Etant donné que la somme déduite en 2018 a porté sur la provision appelée dans son intégralité, soit 1 500 €, et que le montant réellement déductible après l’arrêté des comptes se trouve être limité à 950 €, il y a donc lieu de réintégrer la somme de 550 € (1 500 € - 950 €). Dans les faits, cela correspond aux 350 € non déductibles plus les 200 € excédentaires (provision de 1 500 € contre une dépense globale de 1 300 €). Les 550 € à réintégrer doivent être mentionnés sur la déclaration des revenus fonciers en ligne 230 dénommée « Régularisation des provisions pour charges déduites au titre de 2018 ».
Il y a également lieu de reporter la provision payée en 2019, à savoir 1 600 € en ligne 229 dénommée « Provisions pour charges payées en 2019 ». Ce faisant, sur 2019, la déduction réelle des charges sera de 1 050 € (1 600 € de provisions sur 2019 – 550 € de régularisation au titre des provisions 2018).
Si vous avez cessé de louer votre bien en 2019, il est admis, en pratique, que les provisions pour charges de copropriété versées en 2019 fassent l’objet d’une régularisation prévisionnelle. Il est à souligner que, si vous optez pour le régime micro-foncier en 2019, vous n’aurez pas à régulariser les provisions déduites en 2018.
Cet exercice fiscal pour le moins complexe ne doit pas vous laisser croire que vous en avez fini avec les régularisations de charges. En effet, vous devez procéder à la régularisation des charges vis-à-vis de votre locataire. Comme vous le savez, ce dernier acquitte, en plus de son loyer proprement dit, une provision pour charges correspondant aux dépenses imputables aux locataires mais décaissées par le propriétaire. Outre les charges précédemment citées (eau, chauffage, ascenseur, entretien des parties communes et des espaces verts), il convient d’ajouter la taxe d’enlèvement des ordures ménagères.
S’agissant d’une provision, il y a donc lieu de procéder à une régularisation annuelle. Celle-ci ne peut intervenir que lorsque toutes les dépenses sont connues, c’est-à-dire après l’assemblée générale annuelle des copropriétaires. La méthodologie est simple puisqu’il suffit de rapprocher les dépenses à la charge du locataire au total des provisions versées. En cas d’insuffisance, le locataire devra régler le différentiel. Si le montant à récupérer excède 10 % du montant du loyer, le locataire est en droit de demander d’étaler le reliquat de charges sur une période de 12 mois. En cas d’excédent, il revient au propriétaire de reverser au locataire le trop perçu par chèque ou sous forme d’une ristourne sur le prochain loyer.
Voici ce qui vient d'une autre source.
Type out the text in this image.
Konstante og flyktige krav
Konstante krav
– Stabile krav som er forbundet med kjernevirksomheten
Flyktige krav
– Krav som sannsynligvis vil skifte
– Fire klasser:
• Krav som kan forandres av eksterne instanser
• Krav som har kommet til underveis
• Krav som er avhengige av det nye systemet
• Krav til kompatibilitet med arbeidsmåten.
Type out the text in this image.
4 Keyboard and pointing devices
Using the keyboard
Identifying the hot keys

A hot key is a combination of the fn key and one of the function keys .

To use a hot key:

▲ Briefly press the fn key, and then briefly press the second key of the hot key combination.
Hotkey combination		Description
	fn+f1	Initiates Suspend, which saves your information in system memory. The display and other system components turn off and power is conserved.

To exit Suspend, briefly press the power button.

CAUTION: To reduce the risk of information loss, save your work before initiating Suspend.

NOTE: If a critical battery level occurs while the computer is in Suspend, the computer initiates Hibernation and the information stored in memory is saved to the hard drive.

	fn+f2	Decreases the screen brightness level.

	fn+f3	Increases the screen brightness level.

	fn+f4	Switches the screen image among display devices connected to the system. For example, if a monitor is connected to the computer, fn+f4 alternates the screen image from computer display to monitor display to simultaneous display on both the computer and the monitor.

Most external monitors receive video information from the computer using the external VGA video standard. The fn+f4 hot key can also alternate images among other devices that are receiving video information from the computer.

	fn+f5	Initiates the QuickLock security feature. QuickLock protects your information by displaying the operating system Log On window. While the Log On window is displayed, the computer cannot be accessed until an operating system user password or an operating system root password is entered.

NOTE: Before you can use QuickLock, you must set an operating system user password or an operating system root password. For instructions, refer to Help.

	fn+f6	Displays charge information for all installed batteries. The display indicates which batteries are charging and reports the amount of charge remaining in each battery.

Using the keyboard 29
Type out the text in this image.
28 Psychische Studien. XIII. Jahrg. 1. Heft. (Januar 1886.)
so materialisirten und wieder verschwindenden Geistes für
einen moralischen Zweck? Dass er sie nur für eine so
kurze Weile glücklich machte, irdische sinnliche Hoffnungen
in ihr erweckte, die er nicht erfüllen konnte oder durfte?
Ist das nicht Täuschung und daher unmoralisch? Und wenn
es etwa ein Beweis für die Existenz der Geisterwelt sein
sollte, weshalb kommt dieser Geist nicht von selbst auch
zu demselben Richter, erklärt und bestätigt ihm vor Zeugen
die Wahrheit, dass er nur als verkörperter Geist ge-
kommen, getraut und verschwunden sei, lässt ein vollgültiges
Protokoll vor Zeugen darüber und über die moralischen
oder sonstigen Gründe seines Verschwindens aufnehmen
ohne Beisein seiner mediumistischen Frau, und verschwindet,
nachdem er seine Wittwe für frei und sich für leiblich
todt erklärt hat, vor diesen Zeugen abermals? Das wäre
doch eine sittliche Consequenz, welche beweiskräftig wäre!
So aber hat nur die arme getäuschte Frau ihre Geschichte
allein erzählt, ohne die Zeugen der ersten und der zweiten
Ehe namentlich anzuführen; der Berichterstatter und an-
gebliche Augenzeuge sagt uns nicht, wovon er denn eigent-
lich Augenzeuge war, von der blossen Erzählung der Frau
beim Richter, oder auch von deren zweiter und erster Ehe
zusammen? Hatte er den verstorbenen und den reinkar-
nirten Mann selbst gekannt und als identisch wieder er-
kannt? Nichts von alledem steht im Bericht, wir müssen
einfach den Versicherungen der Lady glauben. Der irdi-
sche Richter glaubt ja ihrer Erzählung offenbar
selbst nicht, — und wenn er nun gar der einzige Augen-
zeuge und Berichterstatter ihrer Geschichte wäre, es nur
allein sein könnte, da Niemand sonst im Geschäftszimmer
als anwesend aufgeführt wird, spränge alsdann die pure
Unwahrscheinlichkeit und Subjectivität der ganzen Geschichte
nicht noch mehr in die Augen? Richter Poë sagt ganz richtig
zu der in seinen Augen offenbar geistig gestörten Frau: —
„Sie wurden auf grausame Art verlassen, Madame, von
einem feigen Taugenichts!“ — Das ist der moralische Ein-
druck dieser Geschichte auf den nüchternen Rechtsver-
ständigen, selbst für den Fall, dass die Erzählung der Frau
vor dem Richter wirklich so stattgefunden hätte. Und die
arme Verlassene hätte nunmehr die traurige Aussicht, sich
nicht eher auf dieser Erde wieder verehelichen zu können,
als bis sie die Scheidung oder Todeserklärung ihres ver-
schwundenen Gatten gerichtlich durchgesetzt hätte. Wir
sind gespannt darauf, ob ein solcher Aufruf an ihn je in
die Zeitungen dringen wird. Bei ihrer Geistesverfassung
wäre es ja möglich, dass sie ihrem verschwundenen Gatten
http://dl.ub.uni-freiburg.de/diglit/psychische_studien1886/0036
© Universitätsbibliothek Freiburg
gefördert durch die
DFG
Sur le plan concret, un mois avant la régularisation, vous devez adresser à votre locataire le décompte annuel détaillant chaque poste de dépenses avec la répartition opérée entre le bailleur et le locataire. Durant les six mois qui suivent, vous devez tenir les pièces justificatives à la disposition de votre locataire. Il convient d’être particulièrement vigilant car si vous avez oublié de procéder au décompte, au regard de la prescription triennale, vous ne pourrez pas remonter plus de 3 ans en arrière.
Vous disposez désormais de tous les éléments pour appréhender au mieux la gestion des provisions pour charges tant au niveau fiscal qu’au niveau de vos locataires.